Here’s a story that teaches a real-world lesson from those internals. The Case of the Midnight Slowdown
UPDATE STATISTICS Orders; The plan switched to an index seek. The ETL dropped to 12 minutes. Good, but not great. Why not 8 minutes? Alex dug deeper. During the ETL, he monitored:
That open transaction was preventing the transaction log from truncating. The log had grown to 200 GB. The ETL’s large update inside FactSales_Load had to wait for log space, causing log autogrowth events (zero-initialization → slow). Guru Guide To Sql Server Architecture And Internals.pdf
Index stats were stale. The query optimizer thought the scan was cheaper because it didn’t know the table had grown massively since the last stats update.
Alex updated stats:
The transaction log is a circular log. It can’t reuse space if any active transaction holds onto a VLFL (virtual log file) even if it’s old.

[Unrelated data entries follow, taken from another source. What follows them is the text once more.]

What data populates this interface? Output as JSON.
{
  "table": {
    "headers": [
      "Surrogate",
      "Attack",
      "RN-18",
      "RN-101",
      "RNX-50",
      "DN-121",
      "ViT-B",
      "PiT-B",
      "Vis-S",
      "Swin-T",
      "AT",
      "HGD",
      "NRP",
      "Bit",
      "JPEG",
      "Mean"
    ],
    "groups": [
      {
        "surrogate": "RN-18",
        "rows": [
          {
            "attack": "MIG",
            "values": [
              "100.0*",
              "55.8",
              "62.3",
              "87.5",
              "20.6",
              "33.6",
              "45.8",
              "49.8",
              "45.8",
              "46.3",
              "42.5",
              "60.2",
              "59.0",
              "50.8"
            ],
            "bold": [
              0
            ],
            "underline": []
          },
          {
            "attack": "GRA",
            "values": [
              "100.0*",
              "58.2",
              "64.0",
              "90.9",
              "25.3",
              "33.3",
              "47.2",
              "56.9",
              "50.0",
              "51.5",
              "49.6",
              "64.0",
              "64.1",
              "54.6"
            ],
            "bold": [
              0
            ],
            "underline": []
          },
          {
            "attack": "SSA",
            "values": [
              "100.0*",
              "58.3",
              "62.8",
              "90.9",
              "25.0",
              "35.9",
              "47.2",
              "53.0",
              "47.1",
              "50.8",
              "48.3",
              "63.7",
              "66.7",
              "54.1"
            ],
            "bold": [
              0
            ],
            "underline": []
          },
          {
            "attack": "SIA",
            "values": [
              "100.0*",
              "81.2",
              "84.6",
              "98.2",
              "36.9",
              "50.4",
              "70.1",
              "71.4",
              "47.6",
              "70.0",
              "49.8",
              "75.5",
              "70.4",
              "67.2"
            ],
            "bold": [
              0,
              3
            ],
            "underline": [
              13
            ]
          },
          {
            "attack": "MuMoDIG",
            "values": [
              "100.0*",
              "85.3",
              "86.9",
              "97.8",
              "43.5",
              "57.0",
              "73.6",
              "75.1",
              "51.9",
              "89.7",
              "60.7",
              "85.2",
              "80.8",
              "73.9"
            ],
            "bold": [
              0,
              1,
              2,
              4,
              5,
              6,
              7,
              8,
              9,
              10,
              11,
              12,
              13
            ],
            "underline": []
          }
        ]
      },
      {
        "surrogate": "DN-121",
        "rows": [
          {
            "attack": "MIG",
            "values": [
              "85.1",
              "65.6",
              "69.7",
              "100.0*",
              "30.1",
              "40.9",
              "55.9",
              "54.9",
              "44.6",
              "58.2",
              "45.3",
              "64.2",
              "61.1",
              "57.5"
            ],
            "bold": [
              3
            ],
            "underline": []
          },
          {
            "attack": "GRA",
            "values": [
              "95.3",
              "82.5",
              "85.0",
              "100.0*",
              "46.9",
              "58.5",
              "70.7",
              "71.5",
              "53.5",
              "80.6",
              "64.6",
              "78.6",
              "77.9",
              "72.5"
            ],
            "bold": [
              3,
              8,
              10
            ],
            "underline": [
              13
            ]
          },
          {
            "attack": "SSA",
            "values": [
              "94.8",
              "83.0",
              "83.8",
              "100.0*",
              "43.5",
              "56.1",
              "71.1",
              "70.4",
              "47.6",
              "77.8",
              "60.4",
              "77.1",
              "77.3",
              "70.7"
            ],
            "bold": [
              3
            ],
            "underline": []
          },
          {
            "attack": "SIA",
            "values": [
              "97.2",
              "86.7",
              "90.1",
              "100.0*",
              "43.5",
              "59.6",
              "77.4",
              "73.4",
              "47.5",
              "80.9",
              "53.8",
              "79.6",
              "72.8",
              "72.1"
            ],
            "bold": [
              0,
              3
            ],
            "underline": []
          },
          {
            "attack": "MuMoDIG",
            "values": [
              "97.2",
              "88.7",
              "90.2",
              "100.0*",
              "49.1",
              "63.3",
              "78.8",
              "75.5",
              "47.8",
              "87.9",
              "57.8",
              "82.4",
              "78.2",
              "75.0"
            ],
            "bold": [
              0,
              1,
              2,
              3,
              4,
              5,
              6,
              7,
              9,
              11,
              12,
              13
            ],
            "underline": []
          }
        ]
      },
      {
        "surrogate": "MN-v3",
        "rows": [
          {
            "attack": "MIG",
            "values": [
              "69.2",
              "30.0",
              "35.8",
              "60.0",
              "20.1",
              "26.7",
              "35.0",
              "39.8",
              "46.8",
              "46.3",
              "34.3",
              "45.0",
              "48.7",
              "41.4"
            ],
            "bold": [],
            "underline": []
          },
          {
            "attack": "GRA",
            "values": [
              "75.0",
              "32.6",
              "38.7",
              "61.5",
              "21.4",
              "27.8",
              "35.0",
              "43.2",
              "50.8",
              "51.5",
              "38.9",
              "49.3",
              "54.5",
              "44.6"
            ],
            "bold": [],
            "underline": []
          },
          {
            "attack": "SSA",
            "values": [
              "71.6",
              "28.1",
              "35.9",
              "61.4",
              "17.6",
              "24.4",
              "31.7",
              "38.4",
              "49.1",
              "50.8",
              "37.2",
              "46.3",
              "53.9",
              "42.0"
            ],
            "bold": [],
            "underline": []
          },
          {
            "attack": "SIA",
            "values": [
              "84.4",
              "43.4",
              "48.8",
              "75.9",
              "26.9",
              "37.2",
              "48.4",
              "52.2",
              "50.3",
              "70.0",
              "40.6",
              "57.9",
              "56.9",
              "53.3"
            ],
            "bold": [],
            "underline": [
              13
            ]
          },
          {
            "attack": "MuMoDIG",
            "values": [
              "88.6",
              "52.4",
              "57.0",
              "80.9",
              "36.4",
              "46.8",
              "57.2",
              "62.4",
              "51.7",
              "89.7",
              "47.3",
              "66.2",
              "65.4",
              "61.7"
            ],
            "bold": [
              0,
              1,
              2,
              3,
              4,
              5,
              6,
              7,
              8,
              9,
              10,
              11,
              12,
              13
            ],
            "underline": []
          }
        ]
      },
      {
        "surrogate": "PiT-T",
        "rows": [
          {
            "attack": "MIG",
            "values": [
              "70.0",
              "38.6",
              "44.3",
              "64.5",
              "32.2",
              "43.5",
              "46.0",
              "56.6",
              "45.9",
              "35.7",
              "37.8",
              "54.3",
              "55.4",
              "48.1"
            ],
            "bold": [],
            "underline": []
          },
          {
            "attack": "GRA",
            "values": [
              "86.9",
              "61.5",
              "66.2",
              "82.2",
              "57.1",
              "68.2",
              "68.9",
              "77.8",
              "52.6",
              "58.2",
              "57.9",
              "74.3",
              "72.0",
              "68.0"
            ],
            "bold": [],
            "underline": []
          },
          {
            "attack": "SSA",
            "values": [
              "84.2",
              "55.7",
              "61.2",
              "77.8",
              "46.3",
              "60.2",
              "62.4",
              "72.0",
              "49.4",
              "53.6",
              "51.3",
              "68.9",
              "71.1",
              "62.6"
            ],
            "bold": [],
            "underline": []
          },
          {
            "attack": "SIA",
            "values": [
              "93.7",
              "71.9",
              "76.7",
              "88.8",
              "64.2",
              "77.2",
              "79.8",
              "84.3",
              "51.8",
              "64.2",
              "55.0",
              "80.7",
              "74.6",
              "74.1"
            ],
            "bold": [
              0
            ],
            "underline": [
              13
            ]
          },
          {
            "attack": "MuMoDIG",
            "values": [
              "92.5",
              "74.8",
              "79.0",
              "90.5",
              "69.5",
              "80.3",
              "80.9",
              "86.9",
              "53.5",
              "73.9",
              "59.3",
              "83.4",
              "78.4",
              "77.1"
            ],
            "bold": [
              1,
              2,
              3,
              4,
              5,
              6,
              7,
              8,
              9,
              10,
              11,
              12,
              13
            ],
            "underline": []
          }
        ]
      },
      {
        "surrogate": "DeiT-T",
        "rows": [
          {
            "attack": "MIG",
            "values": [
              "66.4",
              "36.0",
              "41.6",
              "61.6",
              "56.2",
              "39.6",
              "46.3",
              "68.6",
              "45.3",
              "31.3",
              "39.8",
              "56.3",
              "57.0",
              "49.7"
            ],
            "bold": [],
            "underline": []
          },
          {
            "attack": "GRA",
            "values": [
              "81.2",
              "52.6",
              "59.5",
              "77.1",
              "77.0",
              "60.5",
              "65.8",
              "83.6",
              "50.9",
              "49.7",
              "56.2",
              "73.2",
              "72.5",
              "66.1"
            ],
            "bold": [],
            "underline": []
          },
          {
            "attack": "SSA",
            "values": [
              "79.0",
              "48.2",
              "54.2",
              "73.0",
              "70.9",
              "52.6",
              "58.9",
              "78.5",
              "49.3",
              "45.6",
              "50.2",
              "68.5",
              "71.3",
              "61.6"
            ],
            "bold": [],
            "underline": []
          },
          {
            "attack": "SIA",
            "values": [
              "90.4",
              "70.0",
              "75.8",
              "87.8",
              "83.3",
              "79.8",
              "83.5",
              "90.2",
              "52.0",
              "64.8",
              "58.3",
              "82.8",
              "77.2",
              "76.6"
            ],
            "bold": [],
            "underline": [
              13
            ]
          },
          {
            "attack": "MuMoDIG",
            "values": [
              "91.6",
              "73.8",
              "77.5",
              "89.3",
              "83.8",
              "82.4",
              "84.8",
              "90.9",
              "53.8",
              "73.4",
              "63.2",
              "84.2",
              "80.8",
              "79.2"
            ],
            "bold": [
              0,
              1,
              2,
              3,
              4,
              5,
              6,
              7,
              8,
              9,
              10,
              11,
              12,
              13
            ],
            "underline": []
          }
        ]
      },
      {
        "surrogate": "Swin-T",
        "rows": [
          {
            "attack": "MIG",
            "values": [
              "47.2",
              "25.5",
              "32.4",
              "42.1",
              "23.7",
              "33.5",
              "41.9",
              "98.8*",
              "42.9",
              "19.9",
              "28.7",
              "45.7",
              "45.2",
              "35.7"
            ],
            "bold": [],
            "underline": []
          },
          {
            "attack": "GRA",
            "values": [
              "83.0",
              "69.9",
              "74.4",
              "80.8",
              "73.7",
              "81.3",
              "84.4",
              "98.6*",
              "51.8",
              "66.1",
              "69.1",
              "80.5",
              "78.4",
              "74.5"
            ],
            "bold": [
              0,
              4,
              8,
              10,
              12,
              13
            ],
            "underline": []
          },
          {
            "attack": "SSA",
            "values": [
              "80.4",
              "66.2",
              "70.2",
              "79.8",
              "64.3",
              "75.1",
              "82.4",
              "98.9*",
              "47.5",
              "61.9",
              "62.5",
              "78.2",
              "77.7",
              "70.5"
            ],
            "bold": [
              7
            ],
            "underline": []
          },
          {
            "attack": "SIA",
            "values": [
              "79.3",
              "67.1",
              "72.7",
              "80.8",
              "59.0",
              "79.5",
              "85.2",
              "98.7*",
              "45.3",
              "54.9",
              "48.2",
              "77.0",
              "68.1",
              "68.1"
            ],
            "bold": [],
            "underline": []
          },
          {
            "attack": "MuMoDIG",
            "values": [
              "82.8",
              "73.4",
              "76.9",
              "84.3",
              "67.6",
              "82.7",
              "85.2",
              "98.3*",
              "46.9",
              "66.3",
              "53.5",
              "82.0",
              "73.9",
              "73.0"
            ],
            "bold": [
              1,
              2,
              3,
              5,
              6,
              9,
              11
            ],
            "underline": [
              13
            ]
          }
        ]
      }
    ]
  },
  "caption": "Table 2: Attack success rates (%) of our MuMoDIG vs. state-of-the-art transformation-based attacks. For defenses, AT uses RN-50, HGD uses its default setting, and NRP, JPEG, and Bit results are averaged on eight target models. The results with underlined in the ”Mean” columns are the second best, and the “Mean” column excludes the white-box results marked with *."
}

Alex killed the orphaned transaction (after confirming with the dev), shrunk the log safely, and set up alerting for long-running open transactions. Here’s a story that teaches a real-world lesson
He ran:
I can’t directly open or read the contents of a specific PDF file like Guru Guide To SQL Server Architecture And Internals.pdf . However, I can give you a based on the typical themes found in that book—focusing on SQL Server’s core architecture (query processor, storage engine, buffer pool, transaction log, and locking). Good, but not great
The buffer pool is a shared resource. Morning report’s KEEP hints or large scans polluted the cache.